Une ceinture contradictoire
Justinien Tribillon, chercheur en urbanisme et écrivain, propose dans son livre La Zone (B42, 184 pages, 22 euros) une lecture historique et documentaire d’un espace qui a façonné Paris autant qu’il l’a exclu. Alors que les projets du Grand Paris réinterrogent aujourd’hui la place de la périphérie, l’auteur décrit une « ceinture d’asphalte » dont l’existence paraît de plus en plus anachronique et dont la « dissolution » est présentée comme inéluctable.

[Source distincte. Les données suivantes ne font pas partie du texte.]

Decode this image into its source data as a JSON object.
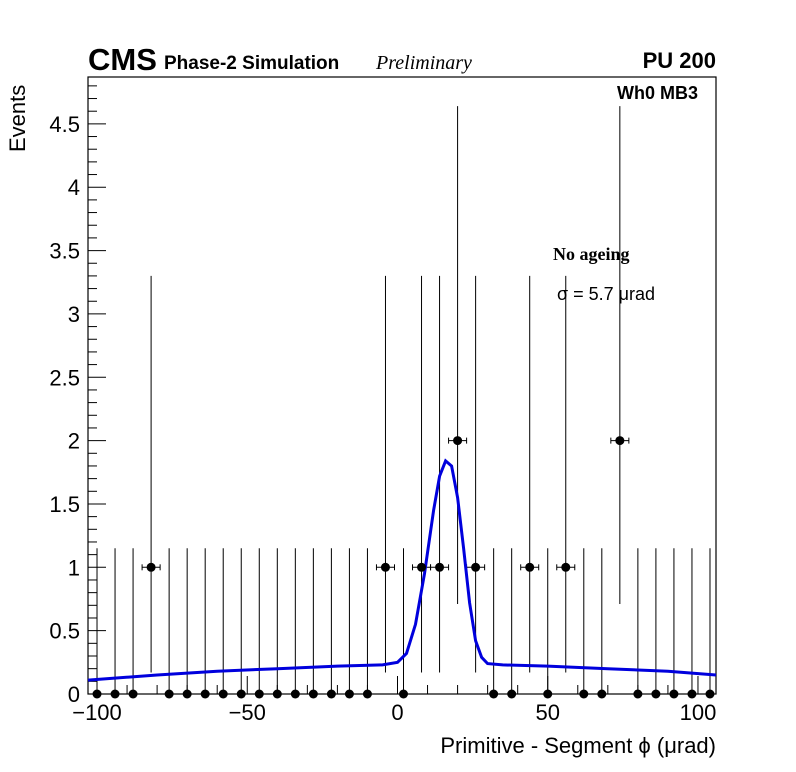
{
  "header": {
    "experiment": "CMS",
    "simulation": "Phase-2 Simulation",
    "status": "Preliminary",
    "pileup": "PU 200"
  },
  "region_label": "Wh0 MB3",
  "annotation": {
    "ageing": "No ageing",
    "resolution": "σ = 5.7 μrad"
  },
  "chart_data": {
    "type": "scatter",
    "title": "",
    "xlabel": "Primitive - Segment ϕ (μrad)",
    "ylabel": "Events",
    "xlim": [
      -103,
      106
    ],
    "ylim": [
      0,
      4.87
    ],
    "x_ticks": [
      -100,
      -50,
      0,
      50,
      100
    ],
    "x_tick_labels": [
      "−100",
      "−50",
      "0",
      "50",
      "100"
    ],
    "y_ticks": [
      0,
      0.5,
      1,
      1.5,
      2,
      2.5,
      3,
      3.5,
      4,
      4.5
    ],
    "y_tick_labels": [
      "0",
      "0.5",
      "1",
      "1.5",
      "2",
      "2.5",
      "3",
      "3.5",
      "4",
      "4.5"
    ],
    "bin_width": 6,
    "series": [
      {
        "kind": "points",
        "color": "#000000",
        "x": [
          -100,
          -94,
          -88,
          -82,
          -76,
          -70,
          -64,
          -58,
          -52,
          -46,
          -40,
          -34,
          -28,
          -22,
          -16,
          -10,
          -4,
          2,
          8,
          14,
          20,
          26,
          32,
          38,
          44,
          50,
          56,
          62,
          68,
          74,
          80,
          86,
          92,
          98,
          104
        ],
        "y": [
          0,
          0,
          0,
          1,
          0,
          0,
          0,
          0,
          0,
          0,
          0,
          0,
          0,
          0,
          0,
          0,
          1,
          0,
          1,
          1,
          2,
          1,
          0,
          0,
          1,
          0,
          1,
          0,
          0,
          2,
          0,
          0,
          0,
          0,
          0
        ]
      },
      {
        "kind": "fit",
        "color": "#0000dd",
        "x": [
          -103,
          -80,
          -60,
          -40,
          -20,
          -5,
          0,
          3,
          6,
          9,
          12,
          14,
          16,
          18,
          20,
          22,
          24,
          26,
          28,
          30,
          35,
          50,
          70,
          90,
          106
        ],
        "y": [
          0.11,
          0.15,
          0.18,
          0.2,
          0.22,
          0.23,
          0.25,
          0.32,
          0.55,
          0.95,
          1.45,
          1.72,
          1.84,
          1.8,
          1.55,
          1.15,
          0.72,
          0.42,
          0.29,
          0.24,
          0.23,
          0.22,
          0.2,
          0.18,
          0.15
        ]
      }
    ],
    "grid": false,
    "legend": "none"
  }
}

Le propos se déploie à la croisée du reportage de terrain et de la mise en perspective historique. Tribillon conduit le lecteur d’un lieu à l’autre — des puces de Saint-Ouen au jardin néoclassique de la Butte-du-Chapeau-Rouge, du bois de Vincennes à la porte de Champerret — pour montrer comment la bande de terre qui longeait autrefois les fortifications d’Adolphe Thiers s’est transformée en frontière matérielle et sociale.
De la « zone » aux autoroutes urbaines
La Zone rappelle que la bande en question fut, pendant la seconde moitié du XIXe siècle, une terre inconstructible où s’est développé un tissu d’habitations précaires. Populée de marginaux, de pauvres et d’artistes, elle attirait aussi les Parisiens intra-muros qui venaient y pique-niquer le week-end ou fréquenter les cabarets le soir.
Le photographe Eugène Atget (1857-1927) a documenté cet « inframonde » dans sa série « Les Zoniers », contribuant à fixer une image de cette population comme repoussoir social. À l’avenir, cette « zone » sera rasée presque intégralement pour laisser place à l’autoroute urbaine qui, aujourd’hui, sépare Paris de sa banlieue et cristallise la contrainte spatiale évoquée par Tribillon.
Une histoire aux ramifications politiques et sociales
L’enquête établit des ponts entre des événements et des doctrines variées : les travaux haussmanniens, la doctrine hygiéniste, la collaboration, la V e République, le fait colonial et la naissance des banlieues. Ces fils historiques montrent que le traitement réservé à ce territoire n’est pas le fruit du hasard, mais s’inscrit dans des logiques de pouvoir et de contrôle social.
Selon Tribillon, la question centrale demeure la même sur deux siècles : la sécurisation des intérêts de la classe dominante. Pour y parvenir, les auteurs des politiques publiques et les acteurs urbains ont systématiquement recours à ce que l’ouvrage qualifie de « démarcation brutale entre le “dedans” et le “dehors”, “nous” et “eux”, Paris et l’Autre ». »
Les caractères attribués à cet « Autre » évoluent selon les époques : le « zonard » cède la place au « banlieusard », lui-même supplanté, dans l’imaginaire politique et médiatique, par le « musulman ». Cette succession lexicalisée, rapportée par Tribillon, souligne la persistance d’un mécanisme d’exclusion qui se réadapte aux contextes sociaux et politiques.
Une déambulation pour penser la marge
Richement illustré, le livre prend la forme d’une déambulation. Le choix des lieux visités n’est pas anecdotique : marchés aux puces, jardins, bois et portes constituent autant de points d’entrée pour une fresque des marges. Ces espaces, en apparence périphériques, apparaissent au contraire comme des révélateurs des priorités et des peurs d’une ville en expansion.
Par la juxtaposition des descriptions de terrain et des mises en perspective historiques, Tribillon montre comment l’espace urbain se construit socialement. La périphérie cesse d’être seulement un résidu géographique : elle devient un instrument politique, modulé au fil du temps pour protéger l’intérieur de la ville et pour manifester des frontières symboliques.
La force du livre tient à cette mise en relation des micro‑sites et des grandes dynamiques politiques. Sans proposer de solution unique, l’auteur invite le lecteur à mesurer la continuité des logiques d’exclusion et à réinterroger la manière dont la ville sépare et unit ses habitants.